Exactly How To Protect Your New Boundaries From People Who Just Don’t Get It

Photo: Getty Images/Tom Werner
Anytime you strive to make a change in your life (as is especially popular to do at the beginning of the year), it's helpful to have the support of the people in your life. Whether that looks like making changes related to interacting with an ex, creating a healthier work-life balance, or setting healthy boundaries with friends, it's key that the people in your network operate in a way that doesn't directly challenge the new habits you're hoping to form. After all, it's tough enough to create new boundaries and habits, even without external forces working against you. So, learning how to protect new boundaries from people who just don't get it is key.

Experts In This Article

According to experts, a good offense is the best defense. With that in mind, the first step to protecting your boundaries from others, especially people who don’t necessarily respect or understand them, is committing to them yourself, according to psychotherapist Tracy Livecchi, LSCW. That can look like setting an actionable, realistic goal and making a plan for how you’ll achieve the goal. “If you don’t really understand why you’re doing it and what the benefits could be of making this change, it’s going to be even harder to explain it to other people,” she says. Once you’ve committed yourself, you can make plans to clue in the appropriate people and then lay down the law about your boundary.

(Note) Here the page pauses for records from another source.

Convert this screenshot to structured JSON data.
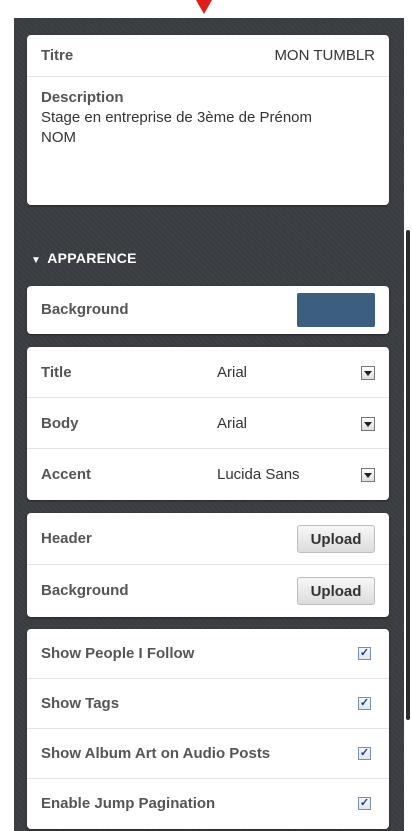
{
  "info": {
    "title_label": "Titre",
    "title_value": "MON TUMBLR",
    "description_label": "Description",
    "description_line1": "Stage en entreprise de 3ème de Prénom",
    "description_line2": "NOM"
  },
  "appearance": {
    "section_title": "APPARENCE",
    "background_label": "Background",
    "background_color": "#3d5f7f"
  },
  "fonts": [
    {
      "label": "Title",
      "value": "Arial"
    },
    {
      "label": "Body",
      "value": "Arial"
    },
    {
      "label": "Accent",
      "value": "Lucida Sans"
    }
  ],
  "uploads": [
    {
      "label": "Header",
      "button": "Upload"
    },
    {
      "label": "Background",
      "button": "Upload"
    }
  ],
  "options": [
    {
      "label": "Show People I Follow",
      "checked": true
    },
    {
      "label": "Show Tags",
      "checked": true
    },
    {
      "label": "Show Album Art on Audio Posts",
      "checked": true
    },
    {
      "label": "Enable Jump Pagination",
      "checked": true
    }
  ],
  "icons": {
    "pointer": "arrow-down-icon",
    "section_toggle": "triangle-down-icon",
    "select": "chevron-down-icon",
    "checkbox": "checkmark-icon"
  },
  "colors": {
    "panel": "#3a3d42",
    "pointer": "#e01e1e"
  }
}
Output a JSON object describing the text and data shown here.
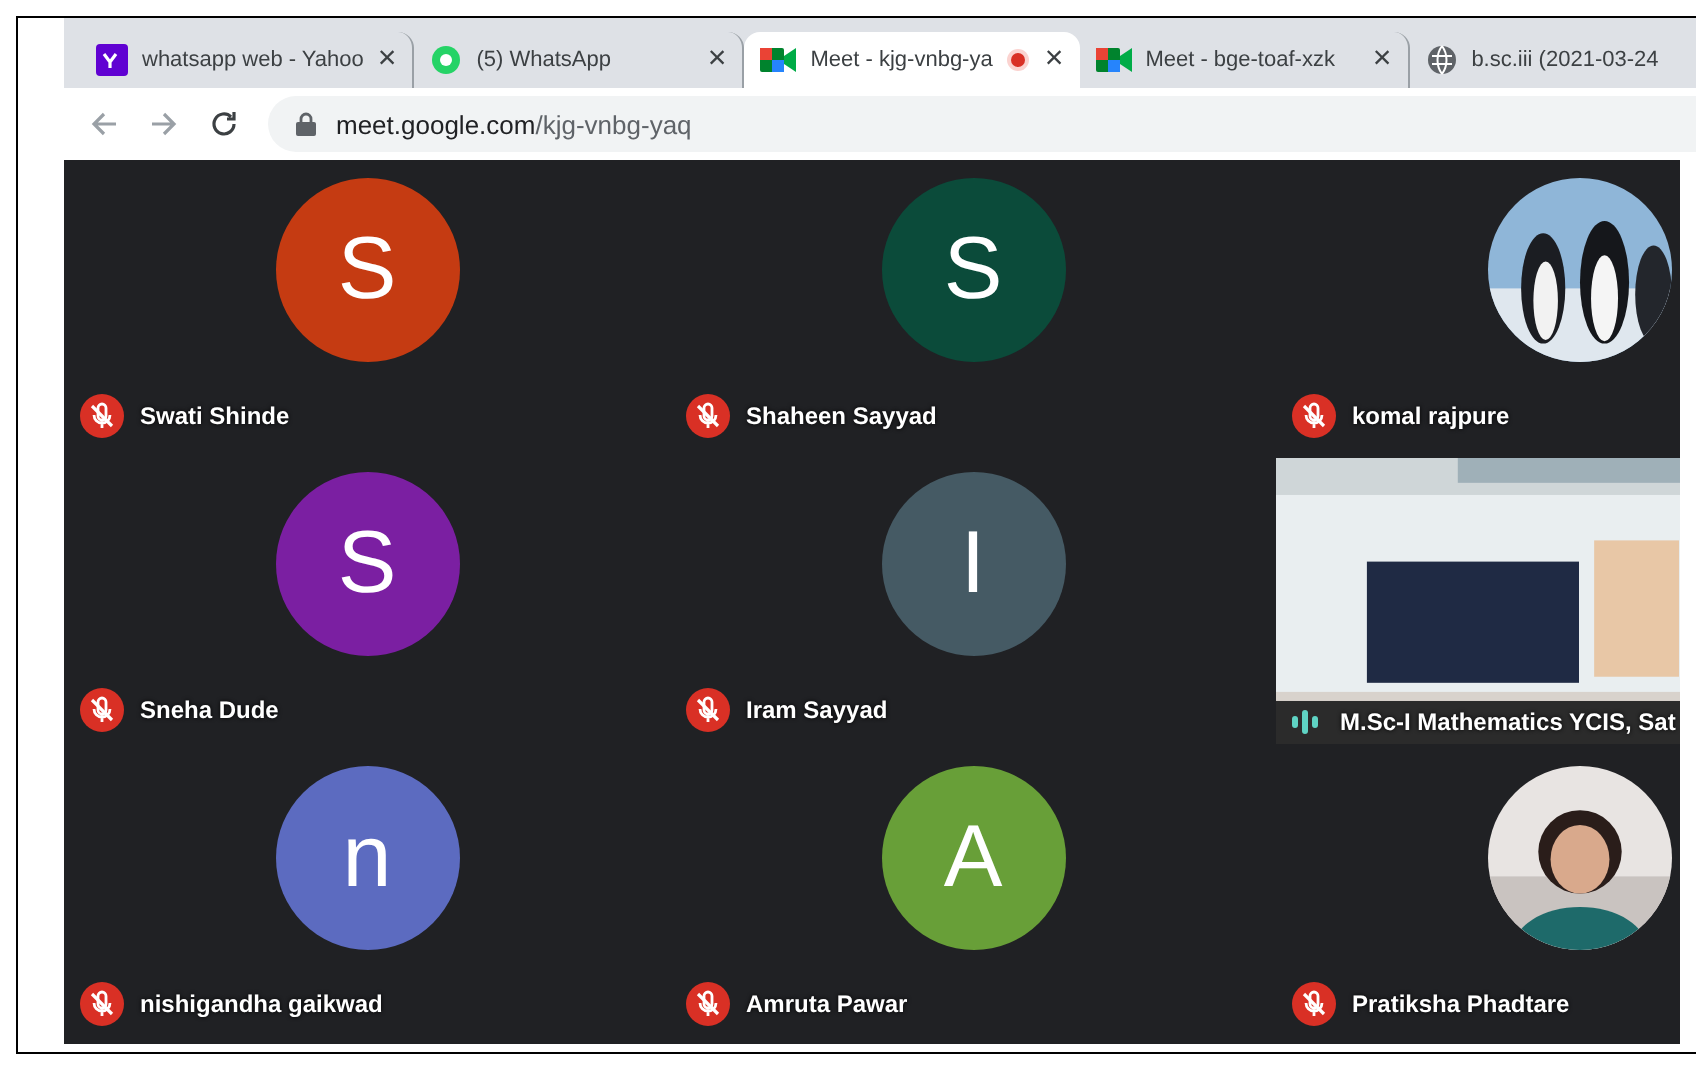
{
  "browser": {
    "tabs": [
      {
        "title": "whatsapp web - Yahoo",
        "selected": false,
        "recording": false,
        "close": "×"
      },
      {
        "title": "(5) WhatsApp",
        "selected": false,
        "recording": false,
        "close": "×"
      },
      {
        "title": "Meet - kjg-vnbg-ya",
        "selected": true,
        "recording": true,
        "close": "×"
      },
      {
        "title": "Meet - bge-toaf-xzk",
        "selected": false,
        "recording": false,
        "close": "×"
      },
      {
        "title": "b.sc.iii (2021-03-24",
        "selected": false,
        "recording": false
      }
    ],
    "address": {
      "host": "meet.google.com",
      "path": "/kjg-vnbg-yaq"
    }
  },
  "participants": [
    {
      "name": "Swati Shinde",
      "kind": "letter",
      "letter": "S",
      "color": "#c53b12",
      "muted": true
    },
    {
      "name": "Shaheen Sayyad",
      "kind": "letter",
      "letter": "S",
      "color": "#0b4b3a",
      "muted": true
    },
    {
      "name": "komal rajpure",
      "kind": "picture",
      "muted": true
    },
    {
      "name": "Sneha Dude",
      "kind": "letter",
      "letter": "S",
      "color": "#7b1fa2",
      "muted": true
    },
    {
      "name": "Iram Sayyad",
      "kind": "letter",
      "letter": "I",
      "color": "#455a64",
      "muted": true
    },
    {
      "name": "M.Sc-I Mathematics YCIS, Sat",
      "kind": "video",
      "muted": false
    },
    {
      "name": "nishigandha gaikwad",
      "kind": "letter",
      "letter": "n",
      "color": "#5c6bc0",
      "muted": true
    },
    {
      "name": "Amruta Pawar",
      "kind": "letter",
      "letter": "A",
      "color": "#689f38",
      "muted": true
    },
    {
      "name": "Pratiksha Phadtare",
      "kind": "picture",
      "muted": true
    }
  ]
}
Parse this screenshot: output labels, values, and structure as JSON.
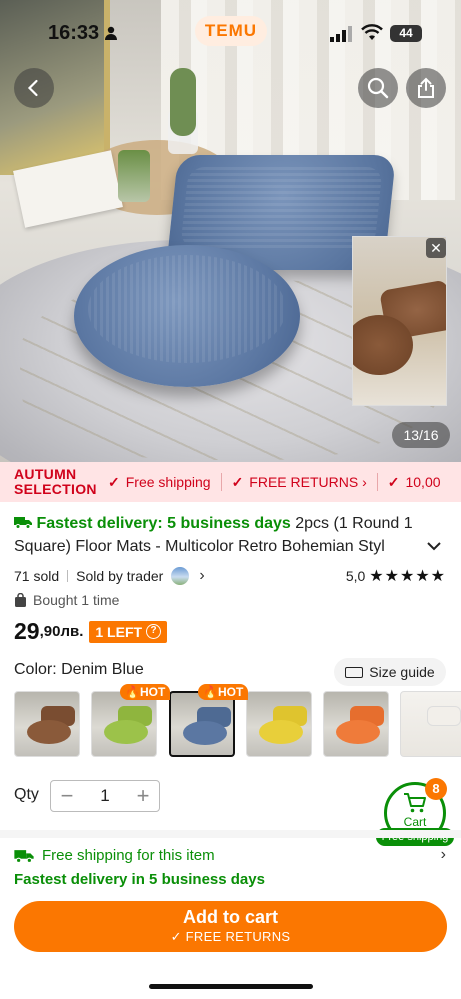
{
  "status": {
    "time": "16:33",
    "battery": "44"
  },
  "brand": "TEMU",
  "gallery": {
    "counter": "13/16"
  },
  "promo": {
    "badge_line1": "AUTUMN",
    "badge_line2": "SELECTION",
    "items": [
      "Free shipping",
      "FREE RETURNS ›",
      "10,00"
    ]
  },
  "product": {
    "delivery_label": "Fastest delivery: 5 business days",
    "title": " 2pcs (1 Round 1 Square) Floor Mats - Multicolor Retro Bohemian Styl",
    "sold": "71 sold",
    "seller": "Sold by trader",
    "rating": "5,0",
    "stars": "★★★★★",
    "bought": "Bought 1 time",
    "price_main": "29",
    "price_sub": ",90лв.",
    "stock_badge": "1 LEFT"
  },
  "options": {
    "color_label": "Color: Denim Blue",
    "size_guide": "Size guide",
    "hot_label": "HOT",
    "swatches": [
      {
        "name": "brown",
        "color": "#8a5a3a",
        "hot": false
      },
      {
        "name": "green",
        "color": "#9cc24a",
        "hot": true
      },
      {
        "name": "denim-blue",
        "color": "#5b77a2",
        "hot": true,
        "selected": true
      },
      {
        "name": "yellow",
        "color": "#e8cf3a",
        "hot": false
      },
      {
        "name": "orange",
        "color": "#ef7b3a",
        "hot": false
      },
      {
        "name": "white",
        "color": "#eeeae4",
        "hot": false
      }
    ]
  },
  "quantity": {
    "label": "Qty",
    "value": "1",
    "minus": "−",
    "plus": "+"
  },
  "cart": {
    "label": "Cart",
    "count": "8",
    "free_shipping": "Free shipping"
  },
  "shipping": {
    "line1": "Free shipping for this item",
    "line2": "Fastest delivery in 5 business days"
  },
  "cta": {
    "label": "Add to cart",
    "sub": "✓ FREE RETURNS"
  },
  "colors": {
    "accent": "#fb7701",
    "green": "#0a8f08",
    "promo_red": "#d0021b",
    "promo_bg": "#ffe4e5"
  }
}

"People respect when others set boundaries, and people feel good about it if it’s explained in a way that doesn’t make the person feel like they’re doing something wrong." —Elissa Epel, PhD, psychiatrist

After you've shared your goal or new habit with stakeholders in your life, you can let them know how they can support you. The function of this exercise is to help your circle best understand how to help you and also helps them prepare for expectations you will have of them.

For example, if you’re doing Dry January, you might clue in your friends with whom you typically go to brunch and happy hour. Maybe you simply want to let them know ahead of time that you're committing to an alcohol-free month and don't want them to ask why at every hangout. Or maybe you're more comfortable sitting out certain gatherings where others will be drinking, and you want them to understand so they don't try to persuade you to join, despite your goal. Or, let's say your goal is to eat more nutrient-rich meals at home. In this, case you might let the others in your household know that the grocery list might change, or that you will be dialing back your takeout habit.

Whatever your goal may be, in order to protect the boundaries you've set to achieve it, make sure to “communicate clearly and with compassion to everyone in your social network who needs to know in order to support you and help you,” says Elissa Epel, PhD, professor of psychiatry at the University of California, San Francisco and author of The Stress Prescription. Boundaries can be big or small, and you can share yours however you'd like.

How to respond when someone violates your boundaries

People will make mistakes and violate your boundaries, sometimes repeatedly. It’s frustrating in practice, but it's also important to remember that most people aren’t trying to be disrespectful, Dr. Epel says. “Usually, this is from lack of awareness and is coming from a place of their own need,” she says. The best way to respond is with “frequent reminders, spoken in a supportive way," she adds. "We all need second chances, and we all need reminders of behaviors that we want to change.”

Sometimes, though, boundary violators aren't people with whom you feel comfortable being vulnerable and frank about your needs. For instance, take a manager at work. In cases like these, Dr. Epel suggests you be specific about what you want going forward without blaming them for past behavior: “People respect when others set boundaries, and people feel good about it if it’s explained in a way that doesn’t make the person feel like they’re doing something wrong.” So, let's say you're working to strike a healthy relationship with your work email, but your manager likes to send messages on the weekends and in the middle of the night. Perhaps you could communicate that you plan to not answer emails during certain windows of time, and you'd like to make sure you are on the same page about that so there are no miscommunications, and all expectations are spoken.

But what if there are people in your life who either don't understand or seem to care about your new boundaries? Your next step to protect your boundaries might include one more try by having a clear and assertive conversation outlining exactly what you need going forward. And if that doesn’t work, you might reconsider the scope of your relationship with that person until they come around. “If somebody in your life isn't accepting of your [boundaries], maybe you take a step back and create some space for yourself to find some other people who might be more accepting and supportive,” Livecchi says.